If you’re new to data science, or your organization is, you’ll need to pick a language to analyze your data and a thoughtful way to make that decision. Full disclosure: While I can write Python, my background is mostly in the R community—but I’ll try my best to be non-partisan.
The good news is that you don’t need to sweat the decision too hard: both Python and R have vast software ecosystems and communities, so either language is suitable for almost any data science task.
The two most commonly used programming language indexes, TIOBE and IEEE Spectrum, rank the most popular programming languages. They use different criteria for popularity, which explains the differences in the results (TIOBE is entirely based on search engine results; IEEE Spectrum also includes community and social media data sources like Stack Overflow, Reddit, and Twitter). Of the languages on each list that are commonly used for data science, both indexes list Python as the most popular language for data science, followed by R. MATLAB and SAS come in third and fourth place, respectively.
Now that we’ve established that Python and R are both good, popular choices, there are a few factors that may sway your decision one way or the other.
What language do your colleagues use?
The most important factor in deciding which programming language to use is knowing which language your colleagues use, since the benefits of being able to share code with your colleagues and maintaining a simpler software stack outweigh any benefits of one language over another.
Who is working with data?
Python was originally developed as a programming language for software development (the data science tools were added later), so people with a computer science or software development background often find Python comes more naturally to them. That is, the transition from other popular programming languages like Java or C++ to Python is easier than the transition from those languages to R.
R has a set of packages known as the Tidyverse, which provide powerful yet easy-to-learn tools for importing, manipulating, visualizing, and reporting on data. Using these tools, people without any programming or data science experience (at least anecdotally) can become productive more quickly than in Python. If you want to test this for yourself, try taking Introduction to the Tidyverse, which introduces R’s dplyr and ggplot2 packages, and Introduction to Data Science in Python, which introduces Python’s pandas and Matplotlib packages, and see which you prefer.
Verdict: If data science in your organization will primarily be conducted by a dedicated team with programming experience, Python has a slight advantage. If you have many employees who don’t have a data science or programming background, but who still need to work with data, R has a slight advantage.
What tasks are you performing?
While Python and R can basically both do any data science task you can think of, there are some areas where one language is stronger than the other.
|Where Python Excels
|Where R Excels
|The majority of deep learning research is done in Python, so tools such as Keras and PyTorch have “Python-first” development. You can learn about these topics in Introduction to Deep Learning in Keras and Introduction to Deep Learning in PyTorch.
|A lot of statistical modeling research is conducted in R, so there’s a wider variety of model types to choose from. If you regularly have questions about the best way to model data, R is the better option. DataCamp has a large selection of courses on statistics with R.
|Another area where Python has an edge over R is with deploying models into other pieces of software. Since Python is a general purpose programming language, you can write the whole application in Python and then including your Python-based model is seamless. We cover deploying models in Designing Machine Learning Workflows in Python and Building Data Engineering Pipelines in Python.
|The other big trick up R’s sleeve is easy dashboard creation using Shiny. This enables people without much technical experience to create and publish dashboards to share with their colleagues. Python’s Dash is an alternative, but not as mature. You can learn about Shiny in Building Web Applications with Shiny in R and Building Web Applications with Shiny in R: Case Studies.

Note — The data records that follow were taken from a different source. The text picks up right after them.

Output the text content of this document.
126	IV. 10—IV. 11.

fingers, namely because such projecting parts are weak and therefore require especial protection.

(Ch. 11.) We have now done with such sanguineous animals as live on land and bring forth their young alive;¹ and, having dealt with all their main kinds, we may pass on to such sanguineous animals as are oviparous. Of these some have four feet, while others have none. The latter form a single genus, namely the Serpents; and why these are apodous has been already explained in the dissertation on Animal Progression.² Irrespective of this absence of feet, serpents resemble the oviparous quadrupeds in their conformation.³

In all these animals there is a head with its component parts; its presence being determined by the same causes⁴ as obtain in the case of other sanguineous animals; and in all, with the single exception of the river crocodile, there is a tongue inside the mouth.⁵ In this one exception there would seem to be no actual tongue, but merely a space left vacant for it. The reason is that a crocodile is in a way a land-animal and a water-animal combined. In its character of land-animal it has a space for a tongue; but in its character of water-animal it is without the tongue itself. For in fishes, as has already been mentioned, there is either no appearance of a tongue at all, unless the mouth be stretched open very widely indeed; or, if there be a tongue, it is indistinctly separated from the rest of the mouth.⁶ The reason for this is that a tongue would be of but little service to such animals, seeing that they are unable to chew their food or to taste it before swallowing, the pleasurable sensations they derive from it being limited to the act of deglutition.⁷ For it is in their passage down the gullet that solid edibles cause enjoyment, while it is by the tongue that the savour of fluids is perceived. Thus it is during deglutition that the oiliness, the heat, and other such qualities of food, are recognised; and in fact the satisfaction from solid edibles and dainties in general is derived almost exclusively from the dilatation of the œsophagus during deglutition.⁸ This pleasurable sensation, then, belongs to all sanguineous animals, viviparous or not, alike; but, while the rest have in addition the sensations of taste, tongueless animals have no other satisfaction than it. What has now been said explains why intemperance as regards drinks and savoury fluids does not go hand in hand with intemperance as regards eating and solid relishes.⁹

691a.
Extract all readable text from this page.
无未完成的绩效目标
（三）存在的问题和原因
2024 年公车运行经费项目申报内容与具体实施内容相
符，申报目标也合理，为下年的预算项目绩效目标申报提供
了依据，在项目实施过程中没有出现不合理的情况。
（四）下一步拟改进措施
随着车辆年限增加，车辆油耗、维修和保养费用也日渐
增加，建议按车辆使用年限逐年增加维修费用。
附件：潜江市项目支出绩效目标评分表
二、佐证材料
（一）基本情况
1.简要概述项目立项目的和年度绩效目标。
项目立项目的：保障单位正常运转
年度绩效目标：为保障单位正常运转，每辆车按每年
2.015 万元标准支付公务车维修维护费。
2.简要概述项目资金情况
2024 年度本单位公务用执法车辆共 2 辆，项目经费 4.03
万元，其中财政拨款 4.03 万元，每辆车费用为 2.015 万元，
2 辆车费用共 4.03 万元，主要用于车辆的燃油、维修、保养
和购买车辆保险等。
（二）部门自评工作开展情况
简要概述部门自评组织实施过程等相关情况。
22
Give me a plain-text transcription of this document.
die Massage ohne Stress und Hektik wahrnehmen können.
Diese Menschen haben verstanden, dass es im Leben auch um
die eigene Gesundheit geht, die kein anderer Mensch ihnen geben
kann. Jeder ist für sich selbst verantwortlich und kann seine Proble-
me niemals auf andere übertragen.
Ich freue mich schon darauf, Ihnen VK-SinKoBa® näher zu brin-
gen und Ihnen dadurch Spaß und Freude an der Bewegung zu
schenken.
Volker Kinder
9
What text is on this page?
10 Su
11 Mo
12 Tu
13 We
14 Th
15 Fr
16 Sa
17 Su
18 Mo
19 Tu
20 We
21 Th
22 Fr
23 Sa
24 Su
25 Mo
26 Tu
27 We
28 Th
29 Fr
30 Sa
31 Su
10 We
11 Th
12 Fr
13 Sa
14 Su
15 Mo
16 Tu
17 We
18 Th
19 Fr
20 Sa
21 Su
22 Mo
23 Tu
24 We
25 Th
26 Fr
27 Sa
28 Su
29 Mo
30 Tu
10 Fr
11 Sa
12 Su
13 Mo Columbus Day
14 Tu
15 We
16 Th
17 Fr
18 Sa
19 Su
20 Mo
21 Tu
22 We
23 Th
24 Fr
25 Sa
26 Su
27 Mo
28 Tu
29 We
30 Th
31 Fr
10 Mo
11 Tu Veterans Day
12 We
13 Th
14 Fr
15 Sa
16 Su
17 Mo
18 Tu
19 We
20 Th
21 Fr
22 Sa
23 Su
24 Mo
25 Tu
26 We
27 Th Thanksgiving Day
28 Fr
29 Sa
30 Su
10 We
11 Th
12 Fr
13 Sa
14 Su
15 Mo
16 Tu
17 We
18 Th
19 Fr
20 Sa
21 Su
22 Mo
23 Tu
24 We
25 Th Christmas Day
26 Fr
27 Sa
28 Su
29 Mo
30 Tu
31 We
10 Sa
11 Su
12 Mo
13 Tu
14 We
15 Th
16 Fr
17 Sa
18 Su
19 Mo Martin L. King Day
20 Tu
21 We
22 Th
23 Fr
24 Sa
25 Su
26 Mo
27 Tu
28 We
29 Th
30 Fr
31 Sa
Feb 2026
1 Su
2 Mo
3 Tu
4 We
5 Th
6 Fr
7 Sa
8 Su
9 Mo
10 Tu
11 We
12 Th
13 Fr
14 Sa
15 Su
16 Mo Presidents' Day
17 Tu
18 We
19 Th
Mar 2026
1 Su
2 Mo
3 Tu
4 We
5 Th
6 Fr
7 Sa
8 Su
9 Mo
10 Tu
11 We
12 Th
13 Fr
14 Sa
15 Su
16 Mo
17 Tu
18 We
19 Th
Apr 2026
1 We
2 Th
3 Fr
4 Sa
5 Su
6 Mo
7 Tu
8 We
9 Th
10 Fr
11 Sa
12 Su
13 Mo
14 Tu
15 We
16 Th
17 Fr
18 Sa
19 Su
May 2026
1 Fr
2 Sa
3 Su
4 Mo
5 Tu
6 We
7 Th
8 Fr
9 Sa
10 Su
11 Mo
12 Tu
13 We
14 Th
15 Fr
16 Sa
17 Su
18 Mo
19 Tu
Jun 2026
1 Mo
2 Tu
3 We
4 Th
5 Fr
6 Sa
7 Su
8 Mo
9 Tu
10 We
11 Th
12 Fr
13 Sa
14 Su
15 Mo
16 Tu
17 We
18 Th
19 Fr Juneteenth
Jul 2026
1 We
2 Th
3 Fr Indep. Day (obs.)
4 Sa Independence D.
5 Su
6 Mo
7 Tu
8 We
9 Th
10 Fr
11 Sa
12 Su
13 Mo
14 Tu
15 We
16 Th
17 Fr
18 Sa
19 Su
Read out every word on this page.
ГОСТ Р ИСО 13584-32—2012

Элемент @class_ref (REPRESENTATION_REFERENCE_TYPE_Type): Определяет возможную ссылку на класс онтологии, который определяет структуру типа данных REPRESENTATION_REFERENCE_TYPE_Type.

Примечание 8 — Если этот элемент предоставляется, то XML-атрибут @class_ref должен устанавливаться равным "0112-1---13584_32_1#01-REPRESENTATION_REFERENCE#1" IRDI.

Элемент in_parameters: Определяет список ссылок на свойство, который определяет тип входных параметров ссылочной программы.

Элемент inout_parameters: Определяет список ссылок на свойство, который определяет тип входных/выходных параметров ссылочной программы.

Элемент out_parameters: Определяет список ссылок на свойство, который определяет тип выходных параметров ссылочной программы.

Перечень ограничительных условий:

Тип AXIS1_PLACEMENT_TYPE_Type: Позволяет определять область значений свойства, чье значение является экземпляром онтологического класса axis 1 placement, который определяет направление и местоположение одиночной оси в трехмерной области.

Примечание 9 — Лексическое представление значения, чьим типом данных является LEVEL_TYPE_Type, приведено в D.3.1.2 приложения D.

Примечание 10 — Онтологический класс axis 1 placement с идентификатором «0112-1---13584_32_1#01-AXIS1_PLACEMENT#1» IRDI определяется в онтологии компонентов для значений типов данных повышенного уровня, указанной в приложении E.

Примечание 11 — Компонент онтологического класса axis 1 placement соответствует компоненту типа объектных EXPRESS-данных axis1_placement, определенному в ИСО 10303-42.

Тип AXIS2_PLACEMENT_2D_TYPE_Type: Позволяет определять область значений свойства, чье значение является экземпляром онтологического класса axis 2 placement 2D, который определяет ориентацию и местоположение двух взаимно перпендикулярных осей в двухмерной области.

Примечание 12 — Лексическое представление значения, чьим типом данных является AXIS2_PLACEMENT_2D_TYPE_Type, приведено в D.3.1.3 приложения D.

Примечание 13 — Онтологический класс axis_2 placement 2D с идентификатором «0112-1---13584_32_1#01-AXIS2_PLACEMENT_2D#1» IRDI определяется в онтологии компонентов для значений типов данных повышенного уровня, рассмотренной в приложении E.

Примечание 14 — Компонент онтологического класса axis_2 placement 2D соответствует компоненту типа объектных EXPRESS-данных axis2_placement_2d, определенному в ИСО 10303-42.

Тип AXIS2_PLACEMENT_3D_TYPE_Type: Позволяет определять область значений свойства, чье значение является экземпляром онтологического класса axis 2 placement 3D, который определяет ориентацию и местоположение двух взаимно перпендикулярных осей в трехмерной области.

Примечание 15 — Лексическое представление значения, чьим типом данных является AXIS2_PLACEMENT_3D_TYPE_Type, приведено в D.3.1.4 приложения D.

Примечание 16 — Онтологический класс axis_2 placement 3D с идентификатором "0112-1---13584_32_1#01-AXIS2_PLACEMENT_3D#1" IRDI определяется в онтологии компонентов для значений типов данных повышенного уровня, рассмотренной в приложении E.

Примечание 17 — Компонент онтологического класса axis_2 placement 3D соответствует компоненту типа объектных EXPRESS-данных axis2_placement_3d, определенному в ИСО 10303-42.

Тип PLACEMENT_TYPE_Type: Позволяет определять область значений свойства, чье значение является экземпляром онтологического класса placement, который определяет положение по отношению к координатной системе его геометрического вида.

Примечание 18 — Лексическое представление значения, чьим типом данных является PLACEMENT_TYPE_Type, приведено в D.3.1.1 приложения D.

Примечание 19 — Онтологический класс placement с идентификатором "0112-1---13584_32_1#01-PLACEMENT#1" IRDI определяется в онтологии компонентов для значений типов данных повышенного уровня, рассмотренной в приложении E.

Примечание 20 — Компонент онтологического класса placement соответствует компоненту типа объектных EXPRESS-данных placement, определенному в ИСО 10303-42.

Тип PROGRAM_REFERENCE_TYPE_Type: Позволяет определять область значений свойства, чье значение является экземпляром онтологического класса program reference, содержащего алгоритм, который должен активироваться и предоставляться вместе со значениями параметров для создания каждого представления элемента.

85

This list is far from exhaustive and experts endlessly debate which tasks can be done better in one language or another. Again, there is more good news: Python programmers and R programmers borrow good ideas from each other a lot. For example, Python’s plotnine data visualization package was inspired by R’s ggplot2 package, and R’s rvest web scraping package was inspired by Python’s BeautifulSoup package. So eventually the best ideas from either language make their way into the other.
If you’re too impatient to wait for a particular feature in your language of choice, it’s also worth noting that there is excellent language interoperability between Python and R. That is, you can run R code from Python using the rpy2 package, and you can run Python code from R using reticulate. That means that all the features present in one language can be accessed from the other language. For example, the R version of deep learning package Keras actually calls Python. Likewise, rTorch calls PyTorch.
What do your competitors use?
If you work at a business that is growing fast and want to recruit top employees, it’s worth doing some opposition research to see what technologies your competitors are using. After all, your new hires will be productive more quickly if they don’t have to learn a new language.
Programming language wars are mostly excuses for people to promote their favorite language and have fun trolling people who use something else. So I want to be clear that I’m not interested in starting another argument on the internet about Python versus R for data science.
I hope I’ve convinced you that, while both Python and R are good choices for data science, factors like employee background, the problems you work on, and the culture of your industry can guide your decision.